In die geloofsbelijdenis wordt als taak der overheid beleden: "Ende haer ampt is, niet alleen acht te netnen ende te waken over de Policie, maer ooc de hant te houden aen den Heyligen Kereken-dienst, om te weyren ende uyt te royen alle afgoderie ende valschen godsdienst, om het rijeke des Antichrists te gronde te werpen ende het Coninckrijcke Jesu Christu te voorderen, 't' woord des Evangelij over al te doen prediken, op dat God van een yegelijk geeert ende gedient werde, gelijc Hy in sijn woort gebiedt."

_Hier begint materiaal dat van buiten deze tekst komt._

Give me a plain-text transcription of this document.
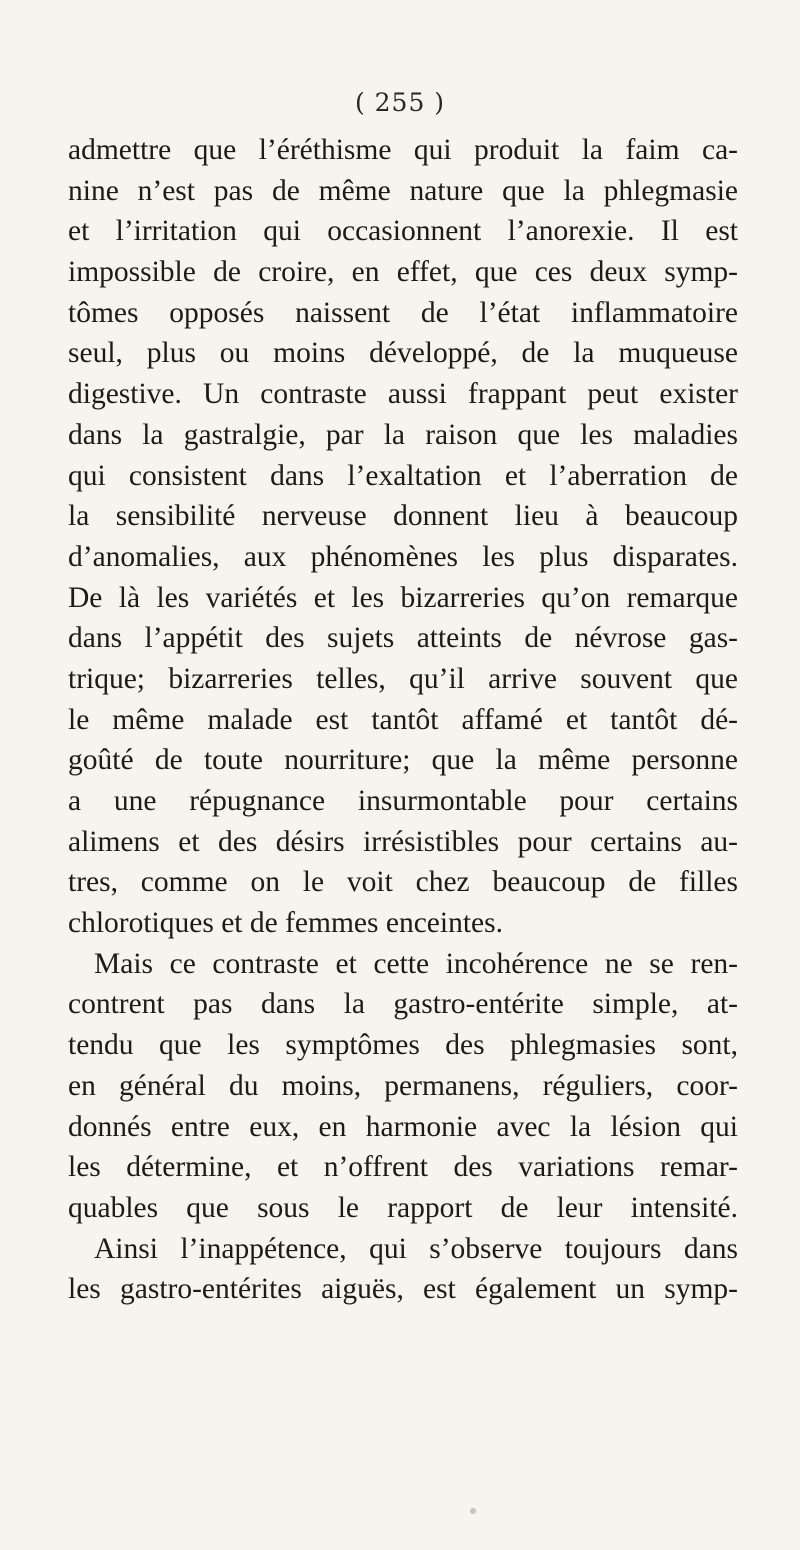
( 255 )
admettre que l’éréthisme qui produit la faim ca-
nine n’est pas de même nature que la phlegmasie
et l’irritation qui occasionnent l’anorexie. Il est
impossible de croire, en effet, que ces deux symp-
tômes opposés naissent de l’état inflammatoire
seul, plus ou moins développé, de la muqueuse
digestive. Un contraste aussi frappant peut exister
dans la gastralgie, par la raison que les maladies
qui consistent dans l’exaltation et l’aberration de
la sensibilité nerveuse donnent lieu à beaucoup
d’anomalies, aux phénomènes les plus disparates.
De là les variétés et les bizarreries qu’on remarque
dans l’appétit des sujets atteints de névrose gas-
trique; bizarreries telles, qu’il arrive souvent que
le même malade est tantôt affamé et tantôt dé-
goûté de toute nourriture; que la même personne
a une répugnance insurmontable pour certains
alimens et des désirs irrésistibles pour certains au-
tres, comme on le voit chez beaucoup de filles
chlorotiques et de femmes enceintes.
Mais ce contraste et cette incohérence ne se ren-
contrent pas dans la gastro-entérite simple, at-
tendu que les symptômes des phlegmasies sont,
en général du moins, permanens, réguliers, coor-
donnés entre eux, en harmonie avec la lésion qui
les détermine, et n’offrent des variations remar-
quables que sous le rapport de leur intensité.
Ainsi l’inappétence, qui s’observe toujours dans
les gastro-entérites aiguës, est également un symp-
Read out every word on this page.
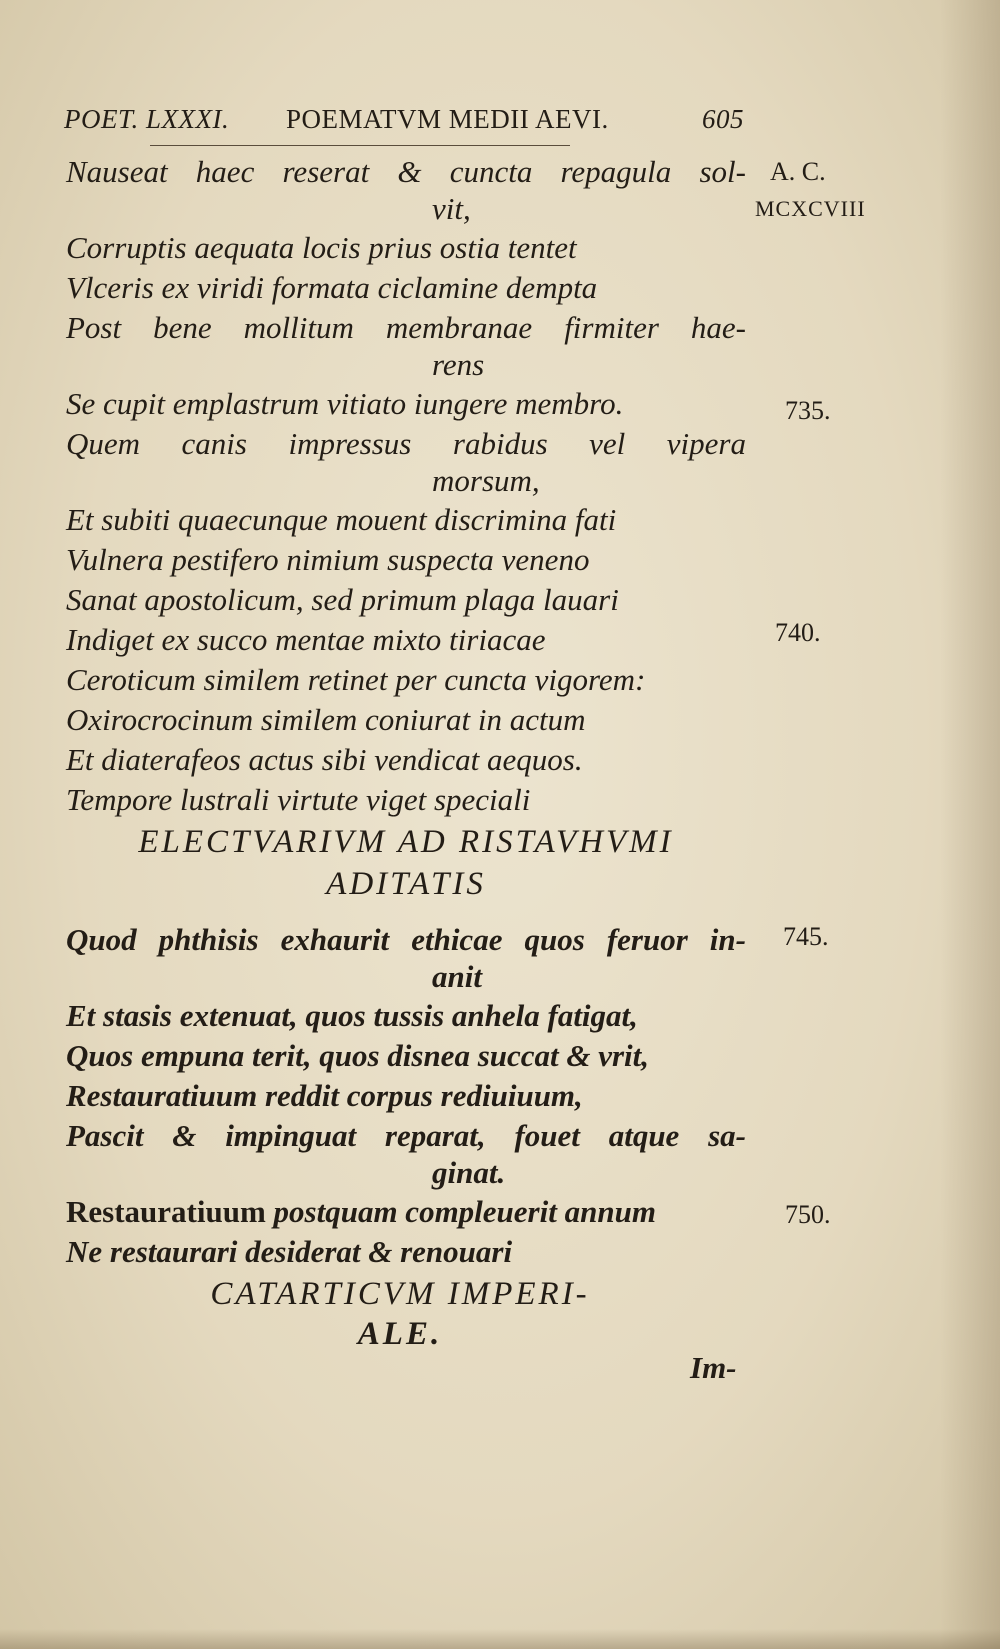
POET. LXXXI. POEMATVM MEDII AEVI.	605
A. C.
MCXCVIII
735.
740.
745.
750.
Nauseat haec reserat & cuncta repagula sol-
vit,
Corruptis aequata locis prius ostia tentet
Vlceris ex viridi formata ciclamine dempta
Post bene mollitum membranae firmiter hae-
rens
Se cupit emplastrum vitiato iungere membro.
Quem canis impressus rabidus vel vipera
morsum,
Et subiti quaecunque mouent discrimina fati
Vulnera pestifero nimium suspecta veneno
Sanat apostolicum, sed primum plaga lauari
Indiget ex succo mentae mixto tiriacae
Ceroticum similem retinet per cuncta vigorem:
Oxirocrocinum similem coniurat in actum
Et diaterafeos actus sibi vendicat aequos.
Tempore lustrali virtute viget speciali
ELECTVARIVM AD RISTAVHVMI
ADITATIS
Quod phthisis exhaurit ethicae quos feruor in-
anit
Et stasis extenuat, quos tussis anhela fatigat,
Quos empuna terit, quos disnea succat & vrit,
Restauratiuum reddit corpus rediuiuum,
Pascit & impinguat reparat, fouet atque sa-
ginat.
Restauratiuum postquam compleuerit annum
Ne restaurari desiderat & renouari
CATARTICVM IMPERI-
ALE.
Im-
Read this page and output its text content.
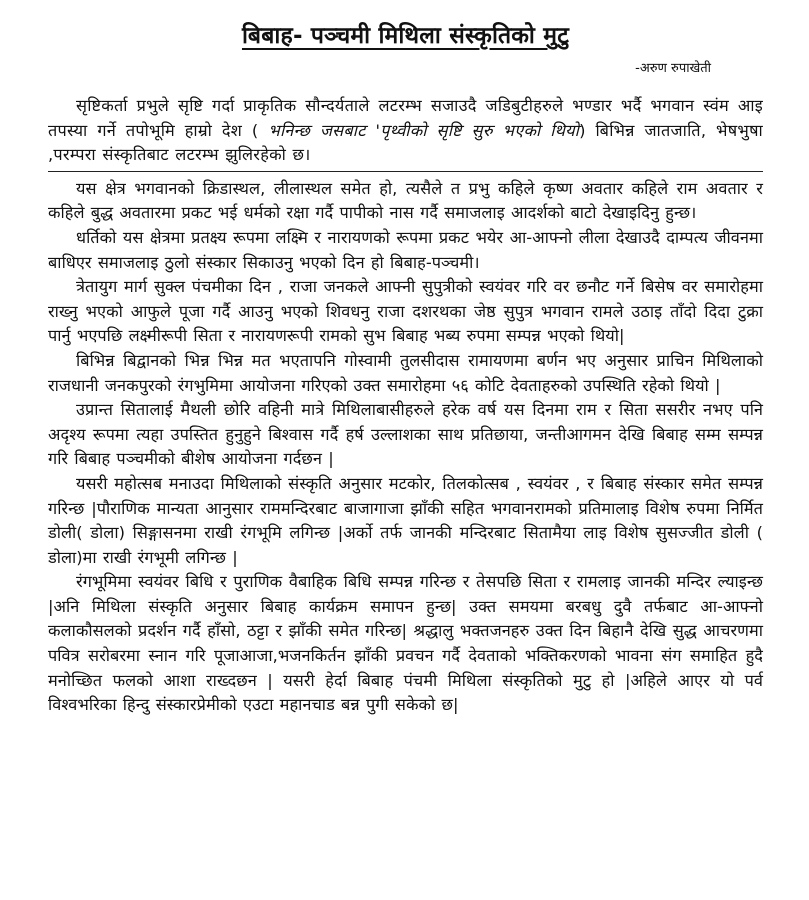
बिबाह- पञ्चमी मिथिला संस्कृतिको मुटु
-अरुण रुपाखेती

सृष्टिकर्ता प्रभुले सृष्टि गर्दा प्राकृतिक सौन्दर्यताले लटरम्भ सजाउदै जडिबुटीहरुले भण्डार भर्दै भगवान स्वंम आइ तपस्या गर्ने तपोभूमि हाम्रो देश ( भनिन्छ जसबाट 'पृथ्वीको सृष्टि सुरु भएको थियो) बिभिन्न जातजाति, भेषभुषा ,परम्परा संस्कृतिबाट लटरम्भ झुलिरहेको छ।

यस क्षेत्र भगवानको क्रिडास्थल, लीलास्थल समेत हो, त्यसैले त प्रभु कहिले कृष्ण अवतार कहिले राम अवतार र कहिले बुद्ध अवतारमा प्रकट भई धर्मको रक्षा गर्दै पापीको नास गर्दै समाजलाइ आदर्शको बाटो देखाइदिनु हुन्छ।

धर्तिको यस क्षेत्रमा प्रतक्ष्य रूपमा लक्ष्मि र नारायणको रूपमा प्रकट भयेर आ-आफ्नो लीला देखाउदै दाम्पत्य जीवनमा बाधिएर समाजलाइ ठुलो संस्कार सिकाउनु भएको दिन हो बिबाह-पञ्चमी।

त्रेतायुग मार्ग सुक्ल पंचमीका दिन , राजा जनकले आफ्नी सुपुत्रीको स्वयंवर गरि वर छनौट गर्ने बिसेष वर समारोहमा राख्नु भएको आफुले पूजा गर्दै आउनु भएको शिवधनु राजा दशरथका जेष्ठ सुपुत्र भगवान रामले उठाइ ताँदो दिदा टुक्रा पार्नु भएपछि लक्ष्मीरूपी सिता र नारायणरूपी रामको सुभ बिबाह भब्य रुपमा सम्पन्न भएको थियो|

बिभिन्न बिद्वानको भिन्न भिन्न मत भएतापनि गोस्वामी तुलसीदास रामायणमा बर्णन भए अनुसार प्राचिन मिथिलाको राजधानी जनकपुरको रंगभुमिमा आयोजना गरिएको उक्त समारोहमा ५६ कोटि देवताहरुको उपस्थिति रहेको थियो |

उप्रान्त सितालाई मैथली छोरि वहिनी मात्रे मिथिलाबासीहरुले हरेक वर्ष यस दिनमा राम र सिता ससरीर नभए पनि अदृश्य रूपमा त्यहा उपस्तित हुनुहुने बिश्वास गर्दै हर्ष उल्लाशका साथ प्रतिछाया, जन्तीआगमन देखि बिबाह सम्म सम्पन्न गरि बिबाह पञ्चमीको बीशेष आयोजना गर्दछन |

यसरी महोत्सब मनाउदा मिथिलाको संस्कृति अनुसार मटकोर, तिलकोत्सब , स्वयंवर , र बिबाह संस्कार समेत सम्पन्न गरिन्छ |पौराणिक मान्यता आनुसार राममन्दिरबाट बाजागाजा झाँकी सहित भगवानरामको प्रतिमालाइ विशेष रुपमा निर्मित डोली( डोला) सिङ्गासनमा राखी रंगभूमि लगिन्छ |अर्को तर्फ जानकी मन्दिरबाट सितामैया लाइ विशेष सुसज्जीत डोली ( डोला)मा राखी रंगभूमी लगिन्छ |

रंगभूमिमा स्वयंवर बिधि र पुराणिक वैबाहिक बिधि सम्पन्न गरिन्छ र तेसपछि सिता र रामलाइ जानकी मन्दिर ल्याइन्छ |अनि मिथिला संस्कृति अनुसार बिबाह कार्यक्रम समापन हुन्छ| उक्त समयमा बरबधु दुवै तर्फबाट आ-आफ्नो कलाकौसलको प्रदर्शन गर्दै हाँसो, ठट्टा र झाँकी समेत गरिन्छ| श्रद्धालु भक्तजनहरु उक्त दिन बिहानै देखि सुद्ध आचरणमा पवित्र सरोबरमा स्नान गरि पूजाआजा,भजनकिर्तन झाँकी प्रवचन गर्दै देवताको भक्तिकरणको भावना संग समाहित हुदै मनोच्छित फलको आशा राख्दछन | यसरी हेर्दा बिबाह पंचमी मिथिला संस्कृतिको मुटु हो |अहिले आएर यो पर्व विश्वभरिका हिन्दु संस्कारप्रेमीको एउटा महानचाड बन्न पुगी सकेको छ|
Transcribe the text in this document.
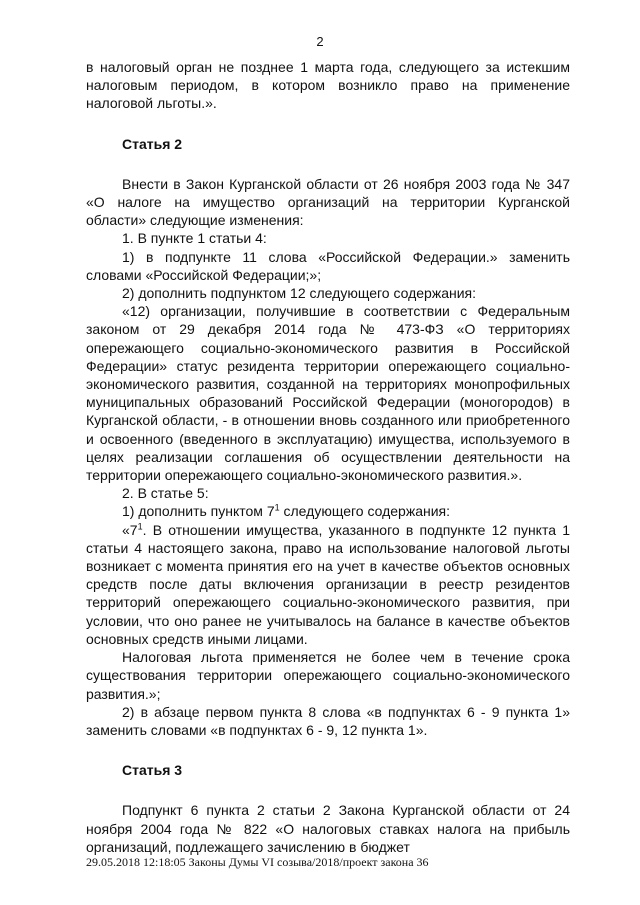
2

в налоговый орган не позднее 1 марта года, следующего за истекшим налоговым периодом, в котором возникло право на применение налоговой льготы.».

Статья 2

Внести в Закон Курганской области от 26 ноября 2003 года № 347 «О налоге на имущество организаций на территории Курганской области» следующие изменения:

1. В пункте 1 статьи 4:

1) в подпункте 11 слова «Российской Федерации.» заменить словами «Российской Федерации;»;

2) дополнить подпунктом 12 следующего содержания:

«12) организации, получившие в соответствии с Федеральным законом от 29 декабря 2014 года № 473-ФЗ «О территориях опережающего социально-экономического развития в Российской Федерации» статус резидента территории опережающего социально-экономического развития, созданной на территориях монопрофильных муниципальных образований Российской Федерации (моногородов) в Курганской области, - в отношении вновь созданного или приобретенного и освоенного (введенного в эксплуатацию) имущества, используемого в целях реализации соглашения об осуществлении деятельности на территории опережающего социально-экономического развития.».

2. В статье 5:

1) дополнить пунктом $7^1$ следующего содержания:

«$7^1$. В отношении имущества, указанного в подпункте 12 пункта 1 статьи 4 настоящего закона, право на использование налоговой льготы возникает с момента принятия его на учет в качестве объектов основных средств после даты включения организации в реестр резидентов территорий опережающего социально-экономического развития, при условии, что оно ранее не учитывалось на балансе в качестве объектов основных средств иными лицами.

Налоговая льгота применяется не более чем в течение срока существования территории опережающего социально-экономического развития.»;

2) в абзаце первом пункта 8 слова «в подпунктах 6 - 9 пункта 1» заменить словами «в подпунктах 6 - 9, 12 пункта 1».

Статья 3

Подпункт 6 пункта 2 статьи 2 Закона Курганской области от 24 ноября 2004 года № 822 «О налоговых ставках налога на прибыль организаций, подлежащего зачислению в бюджет

29.05.2018 12:18:05 Законы Думы VI созыва/2018/проект закона 36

Daarin wordt duidelijk gemaakt, dat de overheid niet slechts aangaande de tweede tafel der Wet, maar ook aangaande de eerste een taak heeft. Volgens De Brés geen vage en onbekende, maar welomschreven taak. Die taak wordt weergegeven met de woorden "ook de hant te houden aen den Heyligen Ker ekendienst" . Daarmee wil enerzijds gezegd zijn, dat de overheid zich niet mag bemoeien met de interne aangelegenheden van de kerk. Anderzijds, dat de overheid de ware Kerk moet steunen en bevorderen. Dit geschiedt, wanneer alle afgoderij en valse godsdienst wordt uitgeroeid en het rijk van de antichrist te gronde wordt geworpen. Welke verantwoordelijkheid heeft de overheid echter in deze? Hoe moet de overheid dat precies in praktijk brengen? Het komt er maar op aan, hoe we artikel 36 van de Nederlandse Geloofsbelijdenis menen te moeten uitleggen. Helaas geldt, dat er verschil van mening is.

Dr. A. Kuyper

Aan het einde van de vorige eeuw heeft de grote leidsman van de antirevolutionairen steeds meer afkeer gekregen van die uitleg, dat de overheid, geroepen zijnde om metterdaad iets te doen aan ketterij en valse godsdienst, verplicht is om ketters terecht te stellen. Dit was echter de enige uitleg, die volgens hem mogelijk was. Daarom diende hij met enige anderen een bezwaarschrift (gravamen) in bij de synode van de Gereformeerde Kerken, waarin hij en de zijnen uitdrukkelijk bezwaar maakten tegen de zinsnede, dat de overheid moet weren en uitroeien alle afgoderij en valse godsdienst en ook om het rijk van de antichrist te gronde te werpen. Volgens de indieners van het bezwaarschrift was de mening van die 16e eeuw wel zo, maar van onze eeuw niet en van de Bijbel zelf ook niet.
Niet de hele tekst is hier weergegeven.